Cefsumide is an antibiotic of the cephalosporin group patented by Fujisawa Pharmaceutical Co. Cefsumide binds to and inactivates penicillin-binding proteins (PBPs) located on the inner membrane of the bacterial cell wall. PBPs are enzymes involved in the terminal stages of assembling the bacterial cell wall and in reshaping the cell wall during growth and division. Inactivation of PBPs interferes with the cross-linkage of peptidoglycan chains necessary for bacterial cell wall strength and rigidity. This results in the weakening of the bacterial cell wall and causes cell lysis.

Tizoprolic acid is an anti-lipolytic drug, a blood ketone lowering agent.

Rosaprostol is an antiulcer drug. This compound acts on the mucosal barrier in the stomach, preventing a drop in pH. More specifically, rosaprostol exhibits gastric antisecretory activity and cytoprotective action. Importantly, it does not have the undesired side effects (such as diarrhea and uterine stimulation) of other prostanoids. Rosaprostol was found to antagonize gastric acid output induced by NSAID administration and to prevent and treat the digestive disorders that resulted from taking NSAIDs. Furthermore, symptoms in patients with gastritis disappeared after administration of rosaprostol, and the drug was well-tolerated. Positive effects of rosaprostol were also reported in patients with duodenal ulcer. Several stereoisomers of rosaprostol have been synthesized.

Nixylic acid, an anilinonicotinic acid derivative, is an anti-inflammatory agent.

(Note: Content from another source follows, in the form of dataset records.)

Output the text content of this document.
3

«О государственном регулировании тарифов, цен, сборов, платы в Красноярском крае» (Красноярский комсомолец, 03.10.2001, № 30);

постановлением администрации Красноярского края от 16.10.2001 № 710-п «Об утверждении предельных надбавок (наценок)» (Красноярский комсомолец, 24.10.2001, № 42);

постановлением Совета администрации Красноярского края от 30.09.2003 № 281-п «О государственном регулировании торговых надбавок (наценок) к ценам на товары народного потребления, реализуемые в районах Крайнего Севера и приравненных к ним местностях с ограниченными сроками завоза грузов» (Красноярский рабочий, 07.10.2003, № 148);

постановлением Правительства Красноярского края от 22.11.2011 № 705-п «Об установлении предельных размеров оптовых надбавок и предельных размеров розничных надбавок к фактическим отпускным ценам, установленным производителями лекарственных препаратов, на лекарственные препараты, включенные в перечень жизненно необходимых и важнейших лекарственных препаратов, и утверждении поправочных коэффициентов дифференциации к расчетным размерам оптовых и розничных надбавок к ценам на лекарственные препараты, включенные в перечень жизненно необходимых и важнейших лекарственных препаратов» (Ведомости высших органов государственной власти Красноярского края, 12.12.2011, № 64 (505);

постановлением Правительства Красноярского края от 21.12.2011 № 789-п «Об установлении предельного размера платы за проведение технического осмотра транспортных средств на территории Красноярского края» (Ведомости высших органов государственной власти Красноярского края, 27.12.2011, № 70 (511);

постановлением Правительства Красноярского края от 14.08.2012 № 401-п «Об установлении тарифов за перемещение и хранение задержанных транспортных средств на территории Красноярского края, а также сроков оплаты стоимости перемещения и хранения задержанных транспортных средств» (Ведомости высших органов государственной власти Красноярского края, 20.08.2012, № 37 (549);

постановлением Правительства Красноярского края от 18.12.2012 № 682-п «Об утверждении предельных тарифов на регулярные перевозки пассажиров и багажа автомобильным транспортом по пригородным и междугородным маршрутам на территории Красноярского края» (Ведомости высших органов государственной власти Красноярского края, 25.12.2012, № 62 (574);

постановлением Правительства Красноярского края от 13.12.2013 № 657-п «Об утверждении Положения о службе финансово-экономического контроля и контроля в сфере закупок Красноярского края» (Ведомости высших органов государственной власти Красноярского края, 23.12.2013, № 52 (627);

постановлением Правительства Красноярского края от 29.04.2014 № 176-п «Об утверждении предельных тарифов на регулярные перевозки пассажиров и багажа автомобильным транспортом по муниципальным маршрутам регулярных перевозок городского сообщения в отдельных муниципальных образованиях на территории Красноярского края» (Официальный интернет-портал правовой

Cyheptropine is a tropine ester of dibenzo[a,d]cycloheptadiene-5-carboxylic acid, developed as an antiarrhythmic agent.

Xanoxic acid was developed as a bronchodilator that has never been marketed. Information about the current use of this agent is not available.

Mespirenone (ZK 94679, 15β,16β-methylene-spironolactone) is a steroid aldosterone antagonist. In addition, it is a quite specific inhibitor of adrenocortical mineralocorticoid synthesis. In rodents mespirenone effectively prevents aldosterone-induced hypertension. It exerts natriuretic efficacy. Although it reached phase II clinical trials, it was discontinued in 1989.

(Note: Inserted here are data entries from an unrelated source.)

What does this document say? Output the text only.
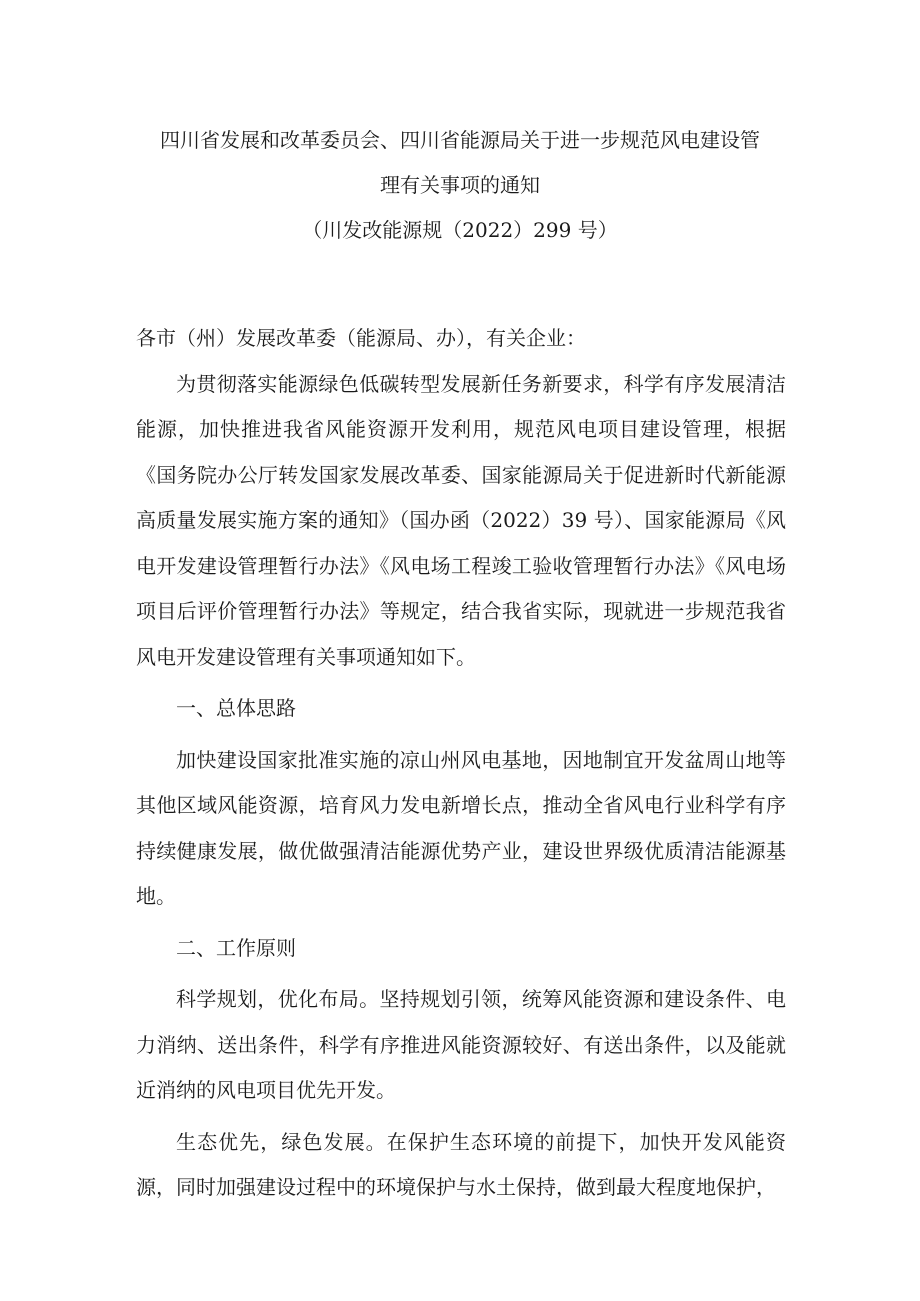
四川省发展和改革委员会、四川省能源局关于进一步规范风电建设管
理有关事项的通知
（川发改能源规（2022）299 号）

各市（州）发展改革委（能源局、办），有关企业：

为贯彻落实能源绿色低碳转型发展新任务新要求，科学有序发展清洁能源，加快推进我省风能资源开发利用，规范风电项目建设管理，根据《国务院办公厅转发国家发展改革委、国家能源局关于促进新时代新能源高质量发展实施方案的通知》（国办函（2022）39 号）、国家能源局《风电开发建设管理暂行办法》《风电场工程竣工验收管理暂行办法》《风电场项目后评价管理暂行办法》等规定，结合我省实际，现就进一步规范我省风电开发建设管理有关事项通知如下。

一、总体思路

加快建设国家批准实施的凉山州风电基地，因地制宜开发盆周山地等其他区域风能资源，培育风力发电新增长点，推动全省风电行业科学有序持续健康发展，做优做强清洁能源优势产业，建设世界级优质清洁能源基地。

二、工作原则

科学规划，优化布局。坚持规划引领，统筹风能资源和建设条件、电力消纳、送出条件，科学有序推进风能资源较好、有送出条件，以及能就近消纳的风电项目优先开发。

生态优先，绿色发展。在保护生态环境的前提下，加快开发风能资源，同时加强建设过程中的环境保护与水土保持，做到最大程度地保护，
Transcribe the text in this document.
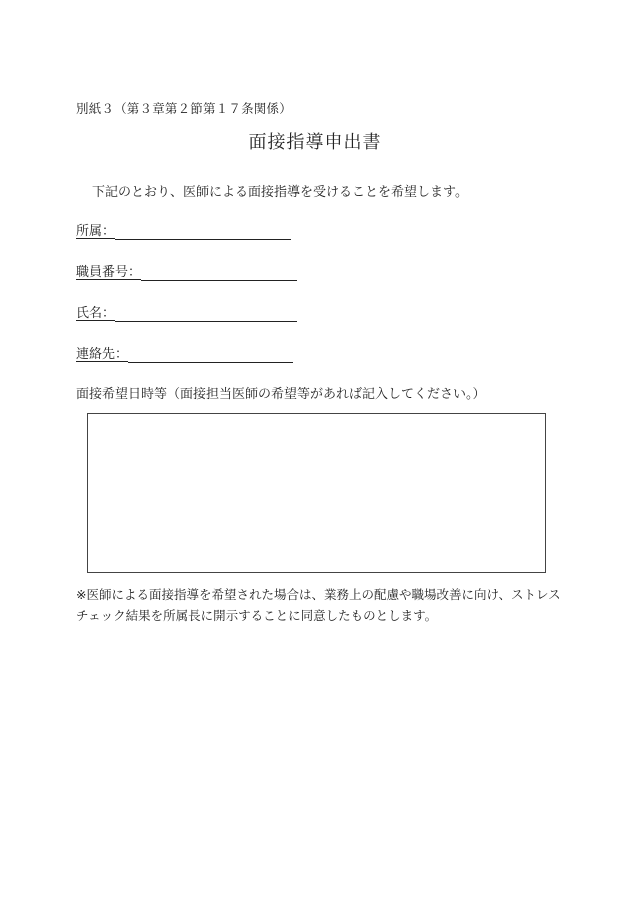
別紙３（第３章第２節第１７条関係）
面接指導申出書
下記のとおり、医師による面接指導を受けることを希望します。
所属：
職員番号：
氏名：
連絡先：
面接希望日時等（面接担当医師の希望等があれば記入してください。）
※医師による面接指導を希望された場合は、業務上の配慮や職場改善に向け、ストレス
チェック結果を所属長に開示することに同意したものとします。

Cis-isomer of loxanast (IG-10) or 1-methyl-4-isohexylcyclohexane carboxylic acid has been reported as an inhibitor of delayed hypersensitivity reaction in animal models. It inhibited macrophage chemotaxis.

Eprodisate (1,3-propanedisulfonate) is a negatively charged, sulfonated molecule of low molecular weight that has structural similarities to heparin sulfate; it is a glycosaminoglycan mimetic that binds to the glycosaminoglycan (GAG) binding site on serum A amyloid (AA) to prevent its interaction with glycosaminoglycan and arrest amyloidosis, or inhibit amyloid deposition. In nonclinical toxicity studies in two animal species (i.e., rat and dog), eprodisate was administered orally at doses of up to 2000 mg/kg/day for 39 weeks: eprodisate showed low toxicity potential at doses several fold higher than the anticipated clinical dose, was well tolerated upon chronic exposure and was found to be nonmutagenic and nonclastogenic. Furthermore, a series of safety pharmacology studies showed that eprodisate does not have any clinically significant effect on major organ function.

Minocromil was studied as a histamine receptor antagonist for the treatment of asthma. However, further development of the drug was discontinued.